The idea of a party platform that disavows the pursuit of power with a systematic plan to reinstate Constitutional limits on government is limited only to the highest visibility issues, such as we see now with gun control and Second Amendment rights. Even then, ERs make a poor case because they really don't believe in liberty. This is why ERs lose elections. Cases in point, George W. Bush and Mitt Romney.

While George Bush did not personally lose an election, he set the stage for the Republican rout in 2006 and 2008. His compassionate conservatism was nothing more than liberalism on a budget, but he even failed at that. With both the presidency and congress in Republican hands, government grew and not a single issue of concern to Constitutional conservatives was addressed. Nothing was done to correct the abuses and impending collapse rooted in the Community Reinvestment Act. Nothing was done to effectively control illegal immigration, including tighter restrictions that would have kept Arab flight students out of American flight schools. Nothing was done to reform an increasingly complex and burdensome tax code. But plenty was done to make the federal government more intrusive in education and travel. The failings of the Clinton presidency were turned into a call for reorganization, producing the TSA and Homeland Security. The Democrats may indeed desire a police state but they should leave the organization to Republicans like Bush if they want it to work.

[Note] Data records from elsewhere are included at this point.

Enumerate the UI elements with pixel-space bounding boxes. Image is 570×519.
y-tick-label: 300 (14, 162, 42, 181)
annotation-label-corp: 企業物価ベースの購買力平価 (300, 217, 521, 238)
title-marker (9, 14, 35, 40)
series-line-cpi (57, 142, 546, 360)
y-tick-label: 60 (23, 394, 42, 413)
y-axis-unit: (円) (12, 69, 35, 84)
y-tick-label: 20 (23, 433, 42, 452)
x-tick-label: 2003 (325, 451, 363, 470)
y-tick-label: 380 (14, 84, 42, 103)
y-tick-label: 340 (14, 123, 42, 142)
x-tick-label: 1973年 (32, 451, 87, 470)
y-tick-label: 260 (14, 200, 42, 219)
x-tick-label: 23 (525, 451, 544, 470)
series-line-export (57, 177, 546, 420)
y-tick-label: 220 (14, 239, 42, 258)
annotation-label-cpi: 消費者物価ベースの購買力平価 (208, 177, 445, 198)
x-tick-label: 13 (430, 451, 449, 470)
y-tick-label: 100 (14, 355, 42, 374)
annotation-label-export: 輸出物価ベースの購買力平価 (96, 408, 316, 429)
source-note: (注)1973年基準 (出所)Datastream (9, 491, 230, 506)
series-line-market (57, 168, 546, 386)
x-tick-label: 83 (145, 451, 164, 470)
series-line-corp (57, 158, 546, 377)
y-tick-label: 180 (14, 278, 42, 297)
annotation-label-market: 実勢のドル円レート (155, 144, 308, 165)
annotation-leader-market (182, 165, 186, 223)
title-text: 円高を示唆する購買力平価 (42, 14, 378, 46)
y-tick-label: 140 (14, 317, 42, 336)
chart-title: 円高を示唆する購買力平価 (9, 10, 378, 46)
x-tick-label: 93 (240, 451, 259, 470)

Mitt Romney, with full ER support relentlessly attacked and smeared conservative Republican primary opponents. The ER leadership undermined conservative Republicans in congressional races. The most important hot button issue of 2010 and the Republican recapture of the House, Obamacare, couldn't even be debated because Romney had no credibility on the issue. Some ERs even took the position that Obamacare could be fixed, if only they were put in office. Romney spoke in generalities while remaining perfectly non-committal to doing anything but use the government to further intrude into the private sector with his "fixes". Nibbling at the tax rates is not fixing the tax code. Speaking in generalities about the virtues of the free market is not a plan to allow the free market to work and correct the distortions caused by government. Romney's 59-point economic plan was just more indigestible elitist babble trying to pass for genius. What Romney and the ERs did was to alienate more than motivate.

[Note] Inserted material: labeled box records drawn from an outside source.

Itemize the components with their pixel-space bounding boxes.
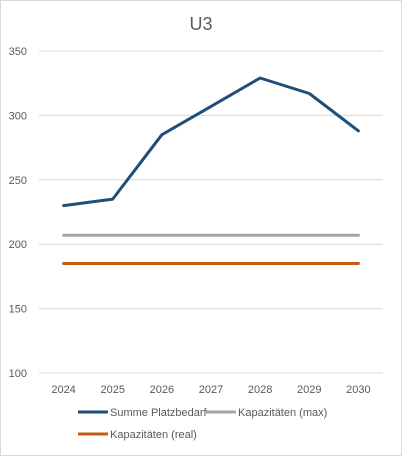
- y-tick-label: 300: [9, 110, 27, 122]
- legend-label: Summe Platzbedarf: [110, 407, 208, 419]
- y-tick-label: 250: [9, 175, 27, 187]
- x-tick-label: 2026: [150, 384, 174, 396]
- y-tick-label: 200: [9, 239, 27, 251]
- legend-label: Kapazitäten (real): [110, 429, 197, 441]
- x-tick-label: 2028: [248, 384, 272, 396]
- y-tick-label: 150: [9, 304, 27, 316]
- x-tick-label: 2027: [199, 384, 223, 396]
- y-tick-label: 350: [9, 46, 27, 58]
- x-tick-label: 2025: [100, 384, 124, 396]
- gridlines: [39, 50, 383, 374]
- series-lines: [62, 76, 360, 265]
- x-tick-label: 2024: [51, 384, 75, 396]
- legend-label: Kapazitäten (max): [238, 407, 327, 419]
- legend: Summe Platzbedarf Kapazitäten (max) Kapazi…: [78, 407, 327, 441]
- series-line-0: [62, 76, 360, 208]
- y-axis-ticks: 100 150 200 250 300 350: [9, 46, 27, 380]
- chart-title: U3: [189, 14, 212, 34]
- x-tick-label: 2030: [346, 384, 370, 396]
- y-tick-label: 100: [9, 368, 27, 380]
- x-tick-label: 2029: [297, 384, 321, 396]
- x-axis-ticks: 2024 2025 2026 2027 2028 2029 2030: [51, 384, 370, 396]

Now we have the spectacle of another ER, Eric Cantor, trying to out-anecdote the party of anecdotes.

What was the point of Cantor's "Making Life Work" speech on 2/5? First, the federal bureaucracy can be good and we ERs support the good things the bureaucracy does and here are a few beneficiaries of that goodness. Second, the federal bureaucracy can be overbearing and we can fix that with a few a changes here and there, and here again are some victims of the bureaucracy. Of course, the title of Cantor's speech says it all. Mr. Cantor, I don't need you or the government to make my life work. I need you and the government to get the hell out of the way so I can help myself, my family, my friends and my neighbors make life work. Your remarks smack of yet another elitist philosopher king telling us common folk how your reign will make our lives work. If I accept Cantor's premise that government has a big role in making my life work, maybe the Democrats can make my life work better.

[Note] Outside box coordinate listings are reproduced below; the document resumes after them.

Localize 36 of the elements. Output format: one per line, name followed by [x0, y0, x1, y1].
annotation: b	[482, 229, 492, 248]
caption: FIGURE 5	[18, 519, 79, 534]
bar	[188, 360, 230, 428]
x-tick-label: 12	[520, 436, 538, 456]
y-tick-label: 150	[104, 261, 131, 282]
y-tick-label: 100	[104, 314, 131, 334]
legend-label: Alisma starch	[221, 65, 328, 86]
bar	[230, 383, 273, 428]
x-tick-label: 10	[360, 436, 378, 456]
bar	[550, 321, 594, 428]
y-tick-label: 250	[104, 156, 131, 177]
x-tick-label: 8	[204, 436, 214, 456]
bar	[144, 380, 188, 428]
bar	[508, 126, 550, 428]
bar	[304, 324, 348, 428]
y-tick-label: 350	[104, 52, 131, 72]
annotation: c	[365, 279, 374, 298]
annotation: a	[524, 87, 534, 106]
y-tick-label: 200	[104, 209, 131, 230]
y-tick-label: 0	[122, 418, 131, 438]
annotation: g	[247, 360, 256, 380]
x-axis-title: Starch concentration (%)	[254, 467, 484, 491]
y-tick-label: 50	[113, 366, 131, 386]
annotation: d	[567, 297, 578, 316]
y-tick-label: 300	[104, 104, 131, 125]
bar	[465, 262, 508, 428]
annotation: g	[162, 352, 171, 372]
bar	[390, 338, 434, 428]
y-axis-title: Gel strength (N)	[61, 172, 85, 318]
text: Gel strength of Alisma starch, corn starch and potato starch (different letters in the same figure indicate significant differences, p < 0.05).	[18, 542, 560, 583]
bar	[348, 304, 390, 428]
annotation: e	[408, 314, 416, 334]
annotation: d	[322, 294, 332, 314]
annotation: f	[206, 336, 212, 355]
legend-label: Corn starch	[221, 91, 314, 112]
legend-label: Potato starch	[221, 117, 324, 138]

The big problem with the ERs is they will not give up power. They will not consider repealing intrusive and unconstitutional legislation because they want to wield the power it gives them. They had the opportunity to repeal CRA, but didn't. They had the opportunity to dramatically reform the tax code, but didn't. They could have restored sanity to our immigration policy, but didn't. They could have curbed the power of federal agencies to unconstitutionally make law, but didn't. They could have begun a sensible and practical plan to restrain the perpetual inflation caused by the Federal Reserve, but didn't. They could have passed a balanced budget, but didn't. They could have taken a stand against crony capitalism and bailouts, but didn't. They could have quashed the executive orders of the Clinton administration that crippled national security, but didn't. They could have phased out the Departments of Education and Energy, but didn't. They could have reduced the federal bureaucracy, but didn't.

Instead, they gave us more spending, No Child Left Behind, Homeland Security, TSA, corporate bailouts and two wars with touch-feely-fuzzy objectives (and are still going on under even worse leadership).

For all they could have done, they chose only to make things worse, spending more, expanding more and increasing their power, not reducing it. Now we are to trust Eric Cantor and the ERs to make life work?